Podcast

Thursday, April 02, 2015

Rulebook Casefile: Big Decisions and the Midpoint Disaster

We’ve spent the week discussing the rule that every story should have six painful decisions, spaced out fairly evenly throughout the story. (I’ve decided that it should definitely be “decisions” and not “dilemmas”, because dilemmas don’t imply action, and the story is stronger if the hero is forced to act in these situations.)

Yesterday, a commenter asked about how these painful decisions mapped onto the midpoint disasters that most stories have. (Of the 17 checklist movies we’ve done, only two, Do the Right Thing and How to Train Your Dragon, don’t really have midpoint disasters) The answer is that it varies. Usually the disaster is not the result of a poor decision, and even when it is, it tends to be a decision that the hero did not see as painful when he or she made it.

In many, the disaster is the consequence of a correct-but-poorly-executed decision:
  • Alien: The captain is killed while trying to kill the alien.
  • Casablanca: Rick’s club is trashed because he helped Victor
  • In Raising Arizona, the disaster comes after one of Hi’s only right decisions: the rejection of his brother-in-law’s wife-swapping plan.
  • The Shining: Danny and then Jack investigate Room 237
  • Donnie Brasco: Donnie’s wife changes her number because he’s too far in to call her.
  • Sunset Boulevard: Joe arrives home from going out with Betty to find that Norma has attempted suicide.
  • Star Wars: The Millennium Falcon gets sucked into the Death Star while trying to reach Alderaan.
In some, it’s the consequence of a weak decision that was casually made, rather than painfully fretted over:
  • Iron Man: Tony finds out he was wrong to blindly trust Stane
  • Bridesmaids: Annie’s attempts to please everybody lead to a series of personal disasters.
In some it takes the form of an early-but-unheeded spiritual crisis:
  • An Education: Jenny finds out that they’re all crooks, but accepts that.
  • Blue Velvet: Jeffrey hits Dorothy.
  • Another from Donnie Brasco: Donny beats up the maître/d.
In one, it’s an external betrayal:
  • Silence of the Lambs: Clarice and her boss are taken off the case because Chilton tells Lecter that she’s been lying to him.
In another, a wrong track comes to its bitter end:
  • Groundhog Day: Phil’s attempts to seduce Rita fail over and over.
In another, a hero wisely abandons an unsafe space:
  • The Bourne Identity: Jason decides to abandon his investigation and leave Paris with Marie in.
Only Sideways has what I would consider to be a clear case of a hero who faces a painful dilemma (Move on from his wife or close the deal with Maya), clearly chooses wrong, and finds out that the results are even more disastrous than he had counted on.

Next week: A new checklist!

1 comment:

Durand WELSH said...

That makes a lot of sense.
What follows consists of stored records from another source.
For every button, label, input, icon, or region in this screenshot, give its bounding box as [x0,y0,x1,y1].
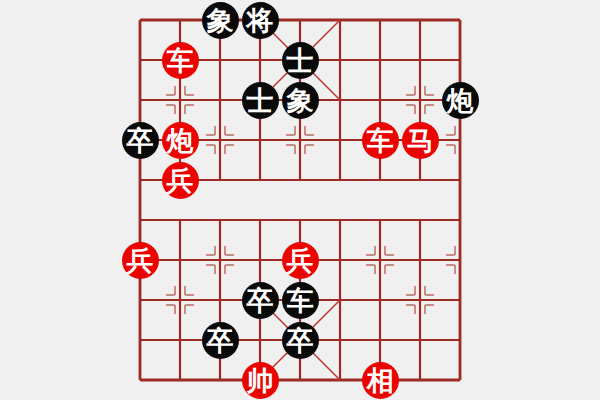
piece-black-chariot[interactable]: 车 [280,280,320,320]
piece-black-cannon[interactable]: 炮 [440,80,480,120]
piece-red-cannon[interactable]: 炮 [160,120,200,160]
red-piece-glyph: 车 [162,42,199,79]
piece-black-pawn[interactable]: 卒 [240,280,280,320]
black-piece-glyph: 卒 [242,282,279,319]
black-piece-glyph: 士 [242,82,279,119]
black-piece-glyph: 卒 [122,122,159,159]
red-piece-glyph: 马 [402,122,439,159]
piece-red-general[interactable]: 帅 [240,360,280,400]
red-piece-glyph: 车 [362,122,399,159]
piece-red-pawn[interactable]: 兵 [160,160,200,200]
black-piece-glyph: 卒 [202,322,239,359]
piece-black-general[interactable]: 将 [240,0,280,40]
black-piece-glyph: 炮 [442,82,479,119]
piece-black-pawn[interactable]: 卒 [280,320,320,360]
black-piece-glyph: 象 [202,2,239,39]
piece-black-elephant[interactable]: 象 [280,80,320,120]
red-piece-glyph: 相 [362,362,399,399]
piece-red-chariot[interactable]: 车 [160,40,200,80]
red-piece-glyph: 帅 [242,362,279,399]
black-piece-glyph: 将 [242,2,279,39]
piece-red-pawn[interactable]: 兵 [120,240,160,280]
red-piece-glyph: 炮 [162,122,199,159]
piece-red-pawn[interactable]: 兵 [280,240,320,280]
piece-red-horse[interactable]: 马 [400,120,440,160]
xiangqi-app: 象将车士士象炮卒炮车马兵兵兵卒车卒卒帅相 [0,0,600,400]
piece-red-chariot[interactable]: 车 [360,120,400,160]
piece-black-advisor[interactable]: 士 [280,40,320,80]
xiangqi-board: 象将车士士象炮卒炮车马兵兵兵卒车卒卒帅相 [120,0,480,400]
piece-red-elephant[interactable]: 相 [360,360,400,400]
piece-black-elephant[interactable]: 象 [200,0,240,40]
black-piece-glyph: 卒 [282,322,319,359]
black-piece-glyph: 象 [282,82,319,119]
piece-black-pawn[interactable]: 卒 [120,120,160,160]
red-piece-glyph: 兵 [122,242,159,279]
black-piece-glyph: 士 [282,42,319,79]
red-piece-glyph: 兵 [162,162,199,199]
black-piece-glyph: 车 [282,282,319,319]
piece-black-advisor[interactable]: 士 [240,80,280,120]
red-piece-glyph: 兵 [282,242,319,279]
piece-black-pawn[interactable]: 卒 [200,320,240,360]
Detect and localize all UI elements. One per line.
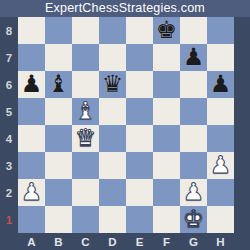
board-square-a7 [18, 44, 45, 71]
file-label-f: F [153, 233, 180, 250]
board-square-d1 [99, 206, 126, 233]
white-pawn-piece: ♟ [210, 152, 232, 179]
rank-label-7: 7 [0, 44, 18, 71]
board-square-g8 [180, 17, 207, 44]
black-bishop-piece: ♝ [48, 71, 70, 98]
board-square-b3 [45, 152, 72, 179]
board-square-a2: ♟ [18, 179, 45, 206]
board-square-g6 [180, 71, 207, 98]
board-square-d6: ♛ [99, 71, 126, 98]
board-square-e1 [126, 206, 153, 233]
board-square-f2 [153, 179, 180, 206]
board-square-c2 [72, 179, 99, 206]
rank-label-6: 6 [0, 71, 18, 98]
board-square-h1 [207, 206, 234, 233]
board-square-f8: ♚ [153, 17, 180, 44]
board-square-a3 [18, 152, 45, 179]
board-square-f7 [153, 44, 180, 71]
board-square-e8 [126, 17, 153, 44]
board-square-c6 [72, 71, 99, 98]
board-square-f1 [153, 206, 180, 233]
board-square-b6: ♝ [45, 71, 72, 98]
board-square-f5 [153, 98, 180, 125]
board-square-c8 [72, 17, 99, 44]
file-label-c: C [72, 233, 99, 250]
board-square-c3 [72, 152, 99, 179]
board-square-g7: ♟ [180, 44, 207, 71]
board-square-b1 [45, 206, 72, 233]
board-square-c5: ♝ [72, 98, 99, 125]
board-square-c1 [72, 206, 99, 233]
board-square-h7 [207, 44, 234, 71]
board-square-d4 [99, 125, 126, 152]
board-square-e5 [126, 98, 153, 125]
rank-label-1: 1 [0, 206, 18, 233]
board-square-c4: ♛ [72, 125, 99, 152]
board-square-a1 [18, 206, 45, 233]
file-label-a: A [18, 233, 45, 250]
black-king-piece: ♚ [156, 17, 178, 44]
file-label-g: G [180, 233, 207, 250]
board-square-e2 [126, 179, 153, 206]
board-square-g1: ♚ [180, 206, 207, 233]
file-label-e: E [126, 233, 153, 250]
file-label-h: H [207, 233, 234, 250]
board-square-e4 [126, 125, 153, 152]
file-label-b: B [45, 233, 72, 250]
page-frame: ExpertChessStrategies.com 87654321 ♚♟♟♝♛… [0, 0, 250, 250]
board-square-d2 [99, 179, 126, 206]
board-square-d3 [99, 152, 126, 179]
board-square-a6: ♟ [18, 71, 45, 98]
white-bishop-piece: ♝ [75, 98, 97, 125]
board-square-f6 [153, 71, 180, 98]
board-square-a5 [18, 98, 45, 125]
black-pawn-piece: ♟ [210, 71, 232, 98]
white-queen-piece: ♛ [75, 125, 97, 152]
rank-label-5: 5 [0, 98, 18, 125]
rank-labels: 87654321 [0, 17, 18, 233]
board-square-e3 [126, 152, 153, 179]
board-square-e6 [126, 71, 153, 98]
white-king-piece: ♚ [183, 206, 205, 233]
rank-label-4: 4 [0, 125, 18, 152]
board-square-b7 [45, 44, 72, 71]
rank-label-8: 8 [0, 17, 18, 44]
black-pawn-piece: ♟ [183, 44, 205, 71]
board-square-f4 [153, 125, 180, 152]
board-square-d5 [99, 98, 126, 125]
board-square-h5 [207, 98, 234, 125]
board-square-g3 [180, 152, 207, 179]
board-square-g4 [180, 125, 207, 152]
chess-board: ♚♟♟♝♛♟♝♛♟♟♟♚ [18, 17, 234, 233]
board-square-c7 [72, 44, 99, 71]
board-square-a8 [18, 17, 45, 44]
board-square-h8 [207, 17, 234, 44]
board-square-d7 [99, 44, 126, 71]
white-pawn-piece: ♟ [21, 179, 43, 206]
white-pawn-piece: ♟ [183, 179, 205, 206]
file-label-d: D [99, 233, 126, 250]
rank-label-3: 3 [0, 152, 18, 179]
board-square-g2: ♟ [180, 179, 207, 206]
board-square-e7 [126, 44, 153, 71]
board-square-b5 [45, 98, 72, 125]
board-square-d8 [99, 17, 126, 44]
file-labels: ABCDEFGH [18, 233, 234, 250]
board-square-b8 [45, 17, 72, 44]
board-square-b4 [45, 125, 72, 152]
board-square-a4 [18, 125, 45, 152]
board-square-g5 [180, 98, 207, 125]
board-square-b2 [45, 179, 72, 206]
site-title: ExpertChessStrategies.com [0, 0, 250, 17]
board-square-f3 [153, 152, 180, 179]
rank-label-2: 2 [0, 179, 18, 206]
board-square-h3: ♟ [207, 152, 234, 179]
black-queen-piece: ♛ [102, 71, 124, 98]
black-pawn-piece: ♟ [21, 71, 43, 98]
board-corner-spacer [0, 233, 18, 250]
board-square-h2 [207, 179, 234, 206]
board-square-h4 [207, 125, 234, 152]
board-square-h6: ♟ [207, 71, 234, 98]
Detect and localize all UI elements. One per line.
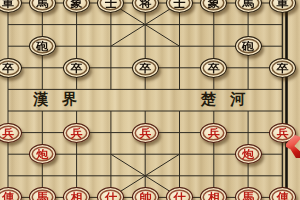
piece-character: 卒 (2, 62, 14, 73)
piece-red-advisor[interactable]: 仕 (97, 187, 124, 200)
piece-character: 兵 (276, 127, 288, 138)
piece-character: 卒 (139, 62, 151, 73)
piece-black-soldier[interactable]: 卒 (132, 58, 159, 78)
piece-character: 馬 (242, 192, 254, 200)
piece-character: 馬 (36, 0, 48, 9)
piece-character: 車 (2, 0, 14, 9)
piece-character: 将 (139, 0, 151, 9)
piece-character: 相 (71, 192, 83, 200)
piece-character: 卒 (276, 62, 288, 73)
piece-character: 相 (208, 192, 220, 200)
piece-character: 兵 (139, 127, 151, 138)
piece-character: 車 (276, 0, 288, 9)
piece-character: 仕 (105, 192, 117, 200)
piece-character: 卒 (71, 62, 83, 73)
piece-black-soldier[interactable]: 卒 (200, 58, 227, 78)
piece-red-horse[interactable]: 馬 (235, 187, 262, 200)
piece-character: 帥 (139, 192, 151, 200)
piece-character: 砲 (242, 41, 254, 52)
piece-red-rook[interactable]: 俥 (269, 187, 296, 200)
piece-red-soldier[interactable]: 兵 (63, 123, 90, 143)
piece-character: 馬 (36, 192, 48, 200)
piece-red-horse[interactable]: 馬 (29, 187, 56, 200)
piece-character: 炮 (242, 149, 254, 160)
piece-black-cannon[interactable]: 砲 (29, 36, 56, 56)
piece-black-soldier[interactable]: 卒 (63, 58, 90, 78)
piece-red-rook[interactable]: 俥 (0, 187, 22, 200)
piece-character: 兵 (208, 127, 220, 138)
piece-character: 砲 (36, 41, 48, 52)
piece-black-soldier[interactable]: 卒 (269, 58, 296, 78)
river-label-left: 漢界 (33, 88, 91, 110)
piece-character: 俥 (2, 192, 14, 200)
piece-red-advisor[interactable]: 仕 (166, 187, 193, 200)
piece-character: 仕 (174, 192, 186, 200)
piece-black-soldier[interactable]: 卒 (0, 58, 22, 78)
piece-character: 俥 (276, 192, 288, 200)
piece-red-soldier[interactable]: 兵 (132, 123, 159, 143)
piece-character: 炮 (36, 149, 48, 160)
piece-character: 卒 (208, 62, 220, 73)
piece-red-elephant[interactable]: 相 (200, 187, 227, 200)
piece-character: 象 (71, 0, 83, 9)
piece-red-general[interactable]: 帥 (132, 187, 159, 200)
piece-character: 兵 (71, 127, 83, 138)
piece-character: 馬 (242, 0, 254, 9)
piece-red-soldier[interactable]: 兵 (200, 123, 227, 143)
piece-black-cannon[interactable]: 砲 (235, 36, 262, 56)
river-label-right: 楚河 (201, 88, 259, 110)
piece-character: 象 (208, 0, 220, 9)
piece-red-cannon[interactable]: 炮 (235, 144, 262, 164)
piece-red-elephant[interactable]: 相 (63, 187, 90, 200)
piece-character: 士 (174, 0, 186, 9)
xiangqi-board[interactable]: 漢界 楚河 車馬象士将士象馬車砲砲卒卒卒卒卒兵兵兵兵兵炮炮俥馬相仕帥仕相馬俥 (0, 0, 300, 200)
piece-character: 士 (105, 0, 117, 9)
piece-red-soldier[interactable]: 兵 (0, 123, 22, 143)
piece-red-cannon[interactable]: 炮 (29, 144, 56, 164)
piece-character: 兵 (2, 127, 14, 138)
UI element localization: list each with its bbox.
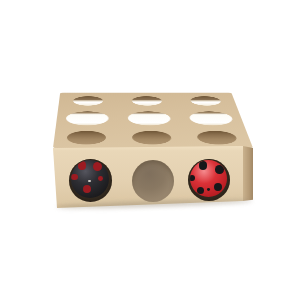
box-top-hole-grid: [53, 93, 253, 148]
ball-hole-spot: [190, 175, 195, 181]
top-hole-middle-right: [188, 111, 235, 125]
front-hole-left: [69, 159, 112, 202]
ball-hole-spot: [207, 188, 210, 191]
ball-hole-spot: [197, 187, 204, 194]
top-hole-middle-left: [66, 111, 109, 125]
ball-hole-spot: [199, 161, 208, 170]
ball-hole-spot: [214, 183, 222, 191]
top-hole-back-center: [132, 96, 163, 105]
black-ball: [71, 160, 109, 198]
front-hole-right: [188, 159, 230, 201]
toy-box: [0, 0, 300, 300]
top-hole-back-left: [73, 96, 103, 105]
box-right-side-face: [243, 146, 253, 202]
front-hole-middle: [132, 160, 174, 202]
top-hole-front-left: [67, 131, 107, 145]
top-hole-middle-center: [127, 111, 171, 125]
ball-hole-spot: [83, 185, 91, 193]
ball-hole-spot: [78, 161, 86, 169]
top-hole-front-right: [195, 131, 238, 145]
top-hole-front-center: [132, 131, 173, 145]
top-hole-back-right: [189, 96, 222, 105]
red-ball: [190, 160, 227, 197]
ball-hole-spot: [71, 174, 77, 180]
ball-hole-spot: [215, 165, 224, 174]
ball-hole-spot: [93, 162, 102, 171]
ball-glint: [88, 180, 91, 183]
ball-hole-spot: [98, 176, 103, 181]
product-photo-ball-puzzle-box: [0, 0, 300, 300]
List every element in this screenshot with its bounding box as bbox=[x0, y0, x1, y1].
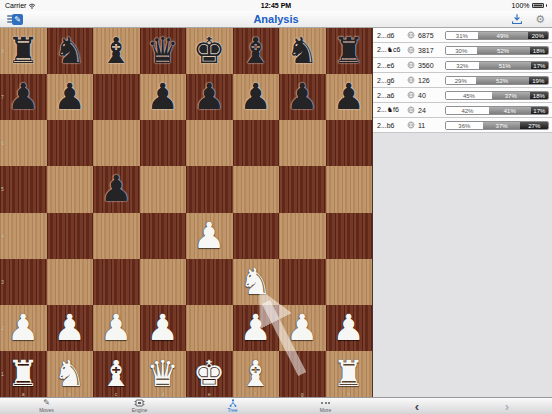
square-d2[interactable]: ♟ bbox=[140, 305, 187, 351]
ellipsis-icon bbox=[321, 399, 330, 407]
globe-icon bbox=[407, 91, 415, 99]
square-c1[interactable]: ♝ bbox=[93, 351, 140, 397]
square-a6[interactable] bbox=[0, 120, 47, 166]
settings-gear-icon[interactable]: ⚙ bbox=[535, 14, 545, 25]
globe-icon bbox=[407, 106, 415, 114]
edit-pencil-icon: ✎ bbox=[12, 14, 23, 25]
piece-white-queen[interactable]: ♛ bbox=[147, 356, 179, 392]
piece-black-king[interactable]: ♚ bbox=[193, 33, 225, 69]
piece-white-bishop[interactable]: ♝ bbox=[100, 356, 132, 392]
square-g6[interactable] bbox=[279, 120, 326, 166]
piece-white-pawn[interactable]: ♟ bbox=[286, 310, 318, 346]
piece-white-pawn[interactable]: ♟ bbox=[7, 310, 39, 346]
square-g7[interactable]: ♟ bbox=[279, 74, 326, 120]
square-a5[interactable] bbox=[0, 166, 47, 212]
square-d8[interactable]: ♛ bbox=[140, 28, 187, 74]
square-h7[interactable]: ♟ bbox=[326, 74, 373, 120]
square-a3[interactable] bbox=[0, 259, 47, 305]
bottom-toolbar: ✎ Moves Engine bbox=[0, 397, 552, 414]
pencil-icon: ✎ bbox=[43, 399, 50, 407]
piece-black-pawn[interactable]: ♟ bbox=[240, 79, 272, 115]
square-g4[interactable] bbox=[279, 213, 326, 259]
clock: 12:45 PM bbox=[0, 2, 552, 9]
black-win-percent: 27% bbox=[520, 122, 548, 129]
draw-percent: 52% bbox=[476, 77, 529, 84]
games-count: 40 bbox=[418, 92, 442, 99]
piece-black-pawn[interactable]: ♟ bbox=[54, 79, 86, 115]
move-row[interactable]: 2...d6687531%49%20% bbox=[373, 28, 552, 43]
result-bar: 29%52%19% bbox=[445, 76, 549, 85]
square-f4[interactable] bbox=[233, 213, 280, 259]
move-label: 2...♞f6 bbox=[377, 106, 404, 114]
result-bar: 45%37%18% bbox=[445, 91, 549, 100]
tab-more[interactable]: More bbox=[279, 398, 372, 414]
piece-white-bishop[interactable]: ♝ bbox=[240, 356, 272, 392]
tab-engine[interactable]: Engine bbox=[93, 398, 186, 414]
black-win-percent: 20% bbox=[528, 32, 548, 39]
draw-percent: 37% bbox=[492, 92, 530, 99]
white-win-percent: 30% bbox=[446, 47, 477, 54]
square-b1[interactable]: ♞ bbox=[47, 351, 94, 397]
move-row[interactable]: 2...a64045%37%18% bbox=[373, 88, 552, 103]
square-c2[interactable]: ♟ bbox=[93, 305, 140, 351]
square-h6[interactable] bbox=[326, 120, 373, 166]
tree-panel: 2...d6687531%49%20%2...♞c6381730%52%18%2… bbox=[372, 28, 552, 397]
square-e7[interactable]: ♟ bbox=[186, 74, 233, 120]
square-c6[interactable] bbox=[93, 120, 140, 166]
result-bar: 42%41%17% bbox=[445, 106, 549, 115]
piece-white-pawn[interactable]: ♟ bbox=[333, 310, 365, 346]
square-d5[interactable] bbox=[140, 166, 187, 212]
piece-white-pawn[interactable]: ♟ bbox=[100, 310, 132, 346]
next-move-button[interactable]: › bbox=[462, 398, 552, 414]
square-a8[interactable]: ♜ bbox=[0, 28, 47, 74]
square-d7[interactable]: ♟ bbox=[140, 74, 187, 120]
white-win-percent: 32% bbox=[446, 62, 479, 69]
games-count: 24 bbox=[418, 107, 442, 114]
piece-white-rook[interactable]: ♜ bbox=[333, 356, 365, 392]
chess-board: ♜♞♝♛♚♝♞♜♟♟♟♟♟♟♟♟♟♞♟♟♟♟♟♟♟♜♞♝♛♚♝♜ 8765432… bbox=[0, 28, 372, 397]
page-title: Analysis bbox=[0, 13, 552, 25]
globe-icon bbox=[407, 46, 415, 54]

Thanks Matt. That was really helpful. I was thinking about what you said while strolling about with the kids today, and especially How to Train your Dragon and the consequences of painful decisions and what makes a decision painful. What sprung to mind was that scene in the final training battle where Hiccup goes against everything he's been raised to be (a dragon killing Viking) and tries to show everyone that they don't need to fear dragons. He puts down his sword and essentially renounces who he is. The result is that Toothless has to rescue him and then gets captured.

Part of what I really liked about this scene is that because of his first choice to put down his weapons and try and show the Vikings that dragons can be befriended, he's forced into a second hard decision when he tells Toothless not to hurt his father, and Toothless looks back at him, confused, and then gets captured. So the whole film he's building trust with Toothless, and then because of his choice in the arena, he's put in a position where he has to choose to betray this trust. So the consequences from his first choice in the arena roll directly into another hard choice, this time where the stakes are even higher than the first choice. It's like the first painful decision boxes him into making an even harder second decision.

So like you've been saying, his decisions are hard for him to want to do. It's not just like an obstacle course, but each decision reflects some core aspect of his character. I just thought it was interesting in that scene how tightly one hard decision rolled into a second one. That was my interpretation of it, at least.